借助文件搜索功能,我们可以通过自然语言查询来分析数据集。对于纯文本数据集,我们发现缺少可能影响分析的信息。

7月份唯一一条关于意大利面的正面评价附有视觉反馈,我们可以看到仅基于文本上下文的RAG系统对正面细节的把握不够确定。然而,在提供图像上下文后,第二个RAG系统能够给出更准确的回应。

# Query the vector store for spaghetti reviews in July
query = "Where there any comments about the 'spaghetti'?"
print(f"🔍 Query: {query}\n")

# Execute the search with filtering
response = client.responses.create(
    model="gpt-4.1",
    input=query,
    tools=[{
        "type": "file_search",
        "vector_store_ids": [text_vector_store_id],
        "filters": {
            "type": "eq",
            "key": "month",
            "value": "july"
        }
    }]
)

# Display the results
print("📝 Response:")
print("-" * 40)
print(response.output_text)
query = "Where there any comments about the 'spaghetti'?"
print(f"🔍 Query: {query}\n")

response = client.responses.create(
    model="gpt-4.1",
    input=query,
    tools=[{
        "type": "file_search",
        "vector_store_ids": [text_image_vector_store_id],
        "filters": {
            "type": "eq",
            "key": "month",
            "value": "july"
        }
    }]
)

print("📝 Response:")
print("-" * 40)
print(response.output_text)

我们可以通过检查检索到的图像来确认这是否正确。

IMAGE_ID_MAPPING = {
    f"context_{row['id']}_{row['month']}.txt": row["image_path"]
    for _, row in df[~df['image_path'].isna()].iterrows()
}

def display_retrieved_images(
    response,
    cache_dir: str = ".local_cache"
):
    """
    Display images from the retrieved search results.
    
    Args:
        response: The response object from the search query
        cache_dir: Directory where images are stored
        
    Returns:
        Dict mapping filenames to image paths for the displayed images
    """
    # Get the annotations from the response
    try:
        annotations = response.output[1].content[0].annotations
        retrieved_files = {result.filename for result in annotations}
    except (AttributeError, IndexError):
        print("No search results found in the response.")
        return {}


    # Display matching images
    displayed_images = {}
    for file in retrieved_files:
        if file in IMAGE_ID_MAPPING and IMAGE_ID_MAPPING[file]:
            image_path = Path(cache_dir) / 'images' / IMAGE_ID_MAPPING[file]
            print(f"Displaying image for {file}:")
            display(Image(str(image_path)))
            displayed_images[file] = str(image_path)
    
    return displayed_images

displayed = display_retrieved_images(response)
print(f"Displayed {len(displayed)} images")

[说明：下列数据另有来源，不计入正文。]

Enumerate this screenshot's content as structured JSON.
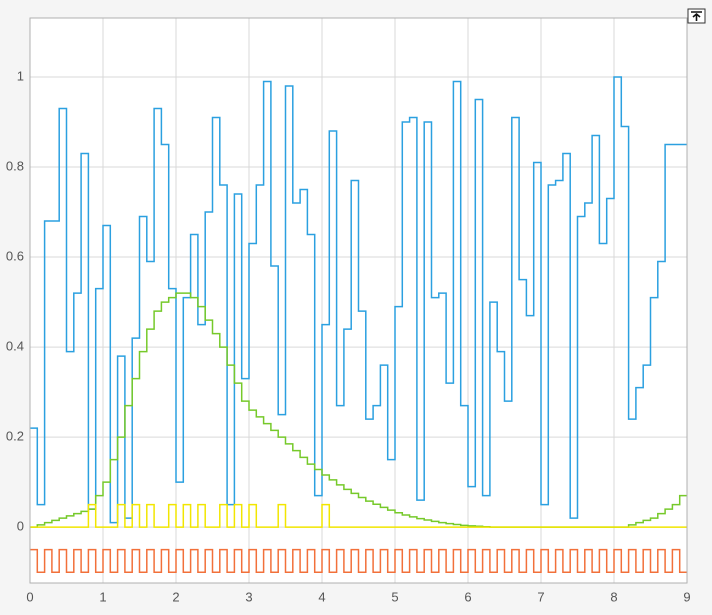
{
  "chart_data": {
    "type": "stairs",
    "x": [
      0,
      0.1,
      0.2,
      0.3,
      0.4,
      0.5,
      0.6,
      0.7,
      0.8,
      0.9,
      1.0,
      1.1,
      1.2,
      1.3,
      1.4,
      1.5,
      1.6,
      1.7,
      1.8,
      1.9,
      2.0,
      2.1,
      2.2,
      2.3,
      2.4,
      2.5,
      2.6,
      2.7,
      2.8,
      2.9,
      3.0,
      3.1,
      3.2,
      3.3,
      3.4,
      3.5,
      3.6,
      3.7,
      3.8,
      3.9,
      4.0,
      4.1,
      4.2,
      4.3,
      4.4,
      4.5,
      4.6,
      4.7,
      4.8,
      4.9,
      5.0,
      5.1,
      5.2,
      5.3,
      5.4,
      5.5,
      5.6,
      5.7,
      5.8,
      5.9,
      6.0,
      6.1,
      6.2,
      6.3,
      6.4,
      6.5,
      6.6,
      6.7,
      6.8,
      6.9,
      7.0,
      7.1,
      7.2,
      7.3,
      7.4,
      7.5,
      7.6,
      7.7,
      7.8,
      7.9,
      8.0,
      8.1,
      8.2,
      8.3,
      8.4,
      8.5,
      8.6,
      8.7,
      8.8,
      8.9
    ],
    "series": [
      {
        "color": "#2ba0e0",
        "values": [
          0.22,
          0.05,
          0.68,
          0.68,
          0.93,
          0.39,
          0.52,
          0.83,
          0.04,
          0.53,
          0.67,
          0.01,
          0.38,
          0.02,
          0.42,
          0.69,
          0.59,
          0.93,
          0.85,
          0.53,
          0.1,
          0.51,
          0.65,
          0.45,
          0.7,
          0.91,
          0.76,
          0.05,
          0.74,
          0.33,
          0.63,
          0.76,
          0.99,
          0.58,
          0.25,
          0.98,
          0.72,
          0.75,
          0.65,
          0.07,
          0.45,
          0.88,
          0.27,
          0.44,
          0.77,
          0.48,
          0.24,
          0.27,
          0.36,
          0.15,
          0.49,
          0.9,
          0.91,
          0.06,
          0.9,
          0.51,
          0.52,
          0.32,
          0.99,
          0.27,
          0.09,
          0.95,
          0.07,
          0.5,
          0.39,
          0.28,
          0.91,
          0.55,
          0.47,
          0.81,
          0.05,
          0.76,
          0.77,
          0.83,
          0.02,
          0.69,
          0.72,
          0.87,
          0.63,
          0.73,
          1.0,
          0.89,
          0.24,
          0.31,
          0.36,
          0.51,
          0.59,
          0.85,
          0.85,
          0.85
        ]
      },
      {
        "color": "#76c92a",
        "values": [
          0,
          0.005,
          0.01,
          0.015,
          0.02,
          0.025,
          0.03,
          0.035,
          0.04,
          0.07,
          0.1,
          0.15,
          0.2,
          0.27,
          0.33,
          0.39,
          0.44,
          0.48,
          0.5,
          0.51,
          0.52,
          0.52,
          0.51,
          0.49,
          0.46,
          0.43,
          0.4,
          0.36,
          0.32,
          0.28,
          0.26,
          0.245,
          0.23,
          0.215,
          0.2,
          0.185,
          0.17,
          0.155,
          0.14,
          0.128,
          0.116,
          0.105,
          0.094,
          0.084,
          0.075,
          0.066,
          0.058,
          0.051,
          0.044,
          0.038,
          0.032,
          0.027,
          0.023,
          0.019,
          0.016,
          0.013,
          0.01,
          0.008,
          0.006,
          0.004,
          0.003,
          0.002,
          0.001,
          0,
          0,
          0,
          0,
          0,
          0,
          0,
          0,
          0,
          0,
          0,
          0,
          0,
          0,
          0,
          0,
          0,
          0,
          0,
          0.005,
          0.01,
          0.015,
          0.02,
          0.03,
          0.04,
          0.05,
          0.07
        ]
      },
      {
        "color": "#f2e600",
        "values": [
          0,
          0,
          0,
          0,
          0,
          0,
          0,
          0,
          0.05,
          0,
          0,
          0,
          0.05,
          0,
          0.05,
          0,
          0.05,
          0,
          0,
          0.05,
          0,
          0.05,
          0,
          0.05,
          0,
          0,
          0.05,
          0,
          0.05,
          0,
          0.05,
          0,
          0,
          0,
          0.05,
          0,
          0,
          0,
          0,
          0,
          0.05,
          0,
          0,
          0,
          0,
          0,
          0,
          0,
          0,
          0,
          0,
          0,
          0,
          0,
          0,
          0,
          0,
          0,
          0,
          0,
          0,
          0,
          0,
          0,
          0,
          0,
          0,
          0,
          0,
          0,
          0,
          0,
          0,
          0,
          0,
          0,
          0,
          0,
          0,
          0,
          0,
          0,
          0,
          0,
          0,
          0,
          0,
          0,
          0,
          0
        ]
      },
      {
        "color": "#f2703a",
        "values": [
          -0.05,
          -0.1,
          -0.05,
          -0.1,
          -0.05,
          -0.1,
          -0.05,
          -0.1,
          -0.05,
          -0.1,
          -0.05,
          -0.1,
          -0.05,
          -0.1,
          -0.05,
          -0.1,
          -0.05,
          -0.1,
          -0.05,
          -0.1,
          -0.05,
          -0.1,
          -0.05,
          -0.1,
          -0.05,
          -0.1,
          -0.05,
          -0.1,
          -0.05,
          -0.1,
          -0.05,
          -0.1,
          -0.05,
          -0.1,
          -0.05,
          -0.1,
          -0.05,
          -0.1,
          -0.05,
          -0.1,
          -0.05,
          -0.1,
          -0.05,
          -0.1,
          -0.05,
          -0.1,
          -0.05,
          -0.1,
          -0.05,
          -0.1,
          -0.05,
          -0.1,
          -0.05,
          -0.1,
          -0.05,
          -0.1,
          -0.05,
          -0.1,
          -0.05,
          -0.1,
          -0.05,
          -0.1,
          -0.05,
          -0.1,
          -0.05,
          -0.1,
          -0.05,
          -0.1,
          -0.05,
          -0.1,
          -0.05,
          -0.1,
          -0.05,
          -0.1,
          -0.05,
          -0.1,
          -0.05,
          -0.1,
          -0.05,
          -0.1,
          -0.05,
          -0.1,
          -0.05,
          -0.1,
          -0.05,
          -0.1,
          -0.05,
          -0.1,
          -0.05,
          -0.1
        ]
      }
    ],
    "xlim": [
      0,
      9
    ],
    "ylim": [
      -0.124,
      1.131
    ],
    "xticks": [
      0,
      1,
      2,
      3,
      4,
      5,
      6,
      7,
      8,
      9
    ],
    "yticks": [
      0,
      0.2,
      0.4,
      0.6,
      0.8,
      1
    ],
    "grid": true
  }
}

同样地,我们可以针对六月份关于任何烤焦披萨的负面评论进行测试。

query = "Were there any negative reviews for pizza, and if so, was the pizza burnt?"
print(f"🔍 Query: {query}\n")

response = client.responses.create(
    model="gpt-4.1",
    input=query,
    tools=[{
        "type": "file_search",
        "vector_store_ids": [text_image_vector_store_id],
        "filters": {
            "type": "eq",
            "key": "month",
            "value": "june"
        }
    }]
)

print("📝 Response:")
print("-" * 40)
print(response.output_text)

我们可以通过检查检索到的图像来确认这是否正确。

displayed = display_retrieved_images(response)
print(f"Displayed {len(displayed)} images")

随着我们的数据集可能随时间演变,并且我们希望评估新模型,我们可以使用OpenAI Evaluation API来评估我们系统在情感分析方面的性能。在这个简单示例中,使用string_check标准,我们检查输出是否为三个可能值之一:positive、negative或unclear。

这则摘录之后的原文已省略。